A great dessert recipe for an empty pantry. ~1 hr
Even though my pictures are not very appetizing these are wonderfully delicious :)

  • 8 oz all purpose/plain flour
  • Pinch of salt
  • 4oz butter 
  • 2-3 tbsp cold water
  • Any fruit jam (or curd or I used thinly sliced cooked cinnamon apples)
  • A little extra butter for greasing

Mix the flour and salt separately. Cut the butter into small pieces and add to the flour mixture to form a dough using your hands or a food processor. Add just enough water to get the whole mix to stick together. 
The trick to making this dough is keeping it cold. So usually tossing everything into a food processor is the best way to go. However, for those of us without fancy kitchen appliances (that's me!) making this can require a bit more effort. 
 I've found the best way to do this by hand is to mash everything together until the butter chunks are not so blatantly obvious. It is fine to have some small bits in there because these pockets help make the dough flaky. Unfortunately you will notice an immediate problem after you complete this step: the dough is too warm to shape nice little tarts because it won't stop sticking to your hands. :p

So to overcome the sticky goo issue:
1. lightly grease a cutting board
2. press the dough onto the cutting board until it is about a cm or two thick
3. throw in the freezer for about fifteen minutes
4. take a flat broad knife, I use my santoku, to cut out a circle about 2 inches in diameter and scrape it off of the cutting board. I like to just leave the cutting board in the freezer and work with one tart at a time.
5. fold/knead the dough a few times! this creates the flaky layers=very important
6. At this point you can make a single tart out of this portion if the dough is not too sticky and forms shapes well. However, if it gives you problems, press it flat on the cutting board again in the freezer until it is cold enough to work with.

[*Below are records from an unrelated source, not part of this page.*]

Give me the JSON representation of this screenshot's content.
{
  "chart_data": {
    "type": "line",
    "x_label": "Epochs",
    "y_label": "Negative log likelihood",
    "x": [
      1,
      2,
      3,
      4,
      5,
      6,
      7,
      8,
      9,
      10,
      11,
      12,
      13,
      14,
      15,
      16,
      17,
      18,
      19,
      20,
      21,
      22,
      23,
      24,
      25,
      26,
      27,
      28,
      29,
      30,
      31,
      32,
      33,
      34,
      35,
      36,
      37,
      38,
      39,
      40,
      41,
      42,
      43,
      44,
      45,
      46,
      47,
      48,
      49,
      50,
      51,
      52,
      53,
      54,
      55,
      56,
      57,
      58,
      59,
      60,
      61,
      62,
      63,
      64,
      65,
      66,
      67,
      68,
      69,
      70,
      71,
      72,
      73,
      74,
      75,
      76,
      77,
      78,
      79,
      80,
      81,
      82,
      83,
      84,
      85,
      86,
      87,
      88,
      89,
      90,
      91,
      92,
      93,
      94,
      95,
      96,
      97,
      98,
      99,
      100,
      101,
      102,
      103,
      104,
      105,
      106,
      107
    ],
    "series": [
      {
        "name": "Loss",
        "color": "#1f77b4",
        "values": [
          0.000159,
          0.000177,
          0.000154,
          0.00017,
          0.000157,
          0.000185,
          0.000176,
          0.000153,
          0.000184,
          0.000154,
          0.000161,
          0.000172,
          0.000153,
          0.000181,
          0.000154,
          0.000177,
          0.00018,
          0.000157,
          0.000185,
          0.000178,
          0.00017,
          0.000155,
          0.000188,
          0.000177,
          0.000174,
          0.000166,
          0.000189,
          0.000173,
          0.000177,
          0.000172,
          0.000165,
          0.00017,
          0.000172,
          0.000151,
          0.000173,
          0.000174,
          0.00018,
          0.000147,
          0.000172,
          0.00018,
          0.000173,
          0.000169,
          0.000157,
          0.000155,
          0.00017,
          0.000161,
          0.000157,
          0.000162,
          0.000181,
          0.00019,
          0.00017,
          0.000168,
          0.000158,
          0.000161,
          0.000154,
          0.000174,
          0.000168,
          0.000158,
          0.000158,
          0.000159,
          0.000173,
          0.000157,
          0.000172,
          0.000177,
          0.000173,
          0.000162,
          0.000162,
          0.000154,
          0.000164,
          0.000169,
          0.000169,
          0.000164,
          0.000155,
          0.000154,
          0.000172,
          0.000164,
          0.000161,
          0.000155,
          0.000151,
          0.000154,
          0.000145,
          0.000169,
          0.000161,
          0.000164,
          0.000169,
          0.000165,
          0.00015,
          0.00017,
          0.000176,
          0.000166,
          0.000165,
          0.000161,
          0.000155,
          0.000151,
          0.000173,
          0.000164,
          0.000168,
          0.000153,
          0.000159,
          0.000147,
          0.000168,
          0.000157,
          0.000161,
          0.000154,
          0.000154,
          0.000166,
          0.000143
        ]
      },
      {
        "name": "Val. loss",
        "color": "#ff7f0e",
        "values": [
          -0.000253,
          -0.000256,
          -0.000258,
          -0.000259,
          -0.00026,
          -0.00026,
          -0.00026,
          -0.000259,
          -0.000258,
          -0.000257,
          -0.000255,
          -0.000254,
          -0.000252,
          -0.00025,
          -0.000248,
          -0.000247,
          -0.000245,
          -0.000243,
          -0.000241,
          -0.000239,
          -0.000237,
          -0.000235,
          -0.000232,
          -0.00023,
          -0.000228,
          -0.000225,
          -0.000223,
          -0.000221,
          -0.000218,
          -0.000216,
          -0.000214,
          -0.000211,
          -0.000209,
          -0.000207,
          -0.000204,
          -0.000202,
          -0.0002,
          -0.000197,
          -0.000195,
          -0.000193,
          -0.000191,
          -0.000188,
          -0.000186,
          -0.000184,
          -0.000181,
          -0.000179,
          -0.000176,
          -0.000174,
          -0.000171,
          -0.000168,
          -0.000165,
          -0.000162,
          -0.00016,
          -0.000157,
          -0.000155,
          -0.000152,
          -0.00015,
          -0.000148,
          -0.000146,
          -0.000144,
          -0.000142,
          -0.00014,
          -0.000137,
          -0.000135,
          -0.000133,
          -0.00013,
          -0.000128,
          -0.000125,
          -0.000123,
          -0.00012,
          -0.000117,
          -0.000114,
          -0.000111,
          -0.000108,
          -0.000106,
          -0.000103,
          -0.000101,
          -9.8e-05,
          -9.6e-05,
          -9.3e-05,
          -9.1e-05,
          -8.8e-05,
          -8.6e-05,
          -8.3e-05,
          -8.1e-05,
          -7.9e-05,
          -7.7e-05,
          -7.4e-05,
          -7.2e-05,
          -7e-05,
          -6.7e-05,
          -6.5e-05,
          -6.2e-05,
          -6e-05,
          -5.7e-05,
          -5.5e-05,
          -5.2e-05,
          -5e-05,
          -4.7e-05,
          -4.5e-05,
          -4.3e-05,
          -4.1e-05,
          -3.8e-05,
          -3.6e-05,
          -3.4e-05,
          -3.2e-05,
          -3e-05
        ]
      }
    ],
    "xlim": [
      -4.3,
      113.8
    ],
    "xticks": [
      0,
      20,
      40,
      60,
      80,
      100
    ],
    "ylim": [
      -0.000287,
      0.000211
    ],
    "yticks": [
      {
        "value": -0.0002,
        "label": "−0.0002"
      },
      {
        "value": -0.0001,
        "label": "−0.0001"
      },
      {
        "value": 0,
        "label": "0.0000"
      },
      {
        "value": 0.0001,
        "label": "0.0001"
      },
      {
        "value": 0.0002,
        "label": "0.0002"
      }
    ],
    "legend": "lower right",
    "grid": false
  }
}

Now go ahead and preheat the oven to 350. I like to wait until later to preheat the oven because the most time consuming part of this recipe is shaping all of the tarts. 

To form them I usually press them as flat as I can without tearing them (a few cm) and then roll the edges a little to form a lip to prevent jam spill-over.
Now fill (don't overfill them!) and cook for about 15-20 minutes. The edges of the cooked tarts won't brown very much, so give them a good poke to see if they are done. 

Makes about 20 tarts about 2 inches in diameter.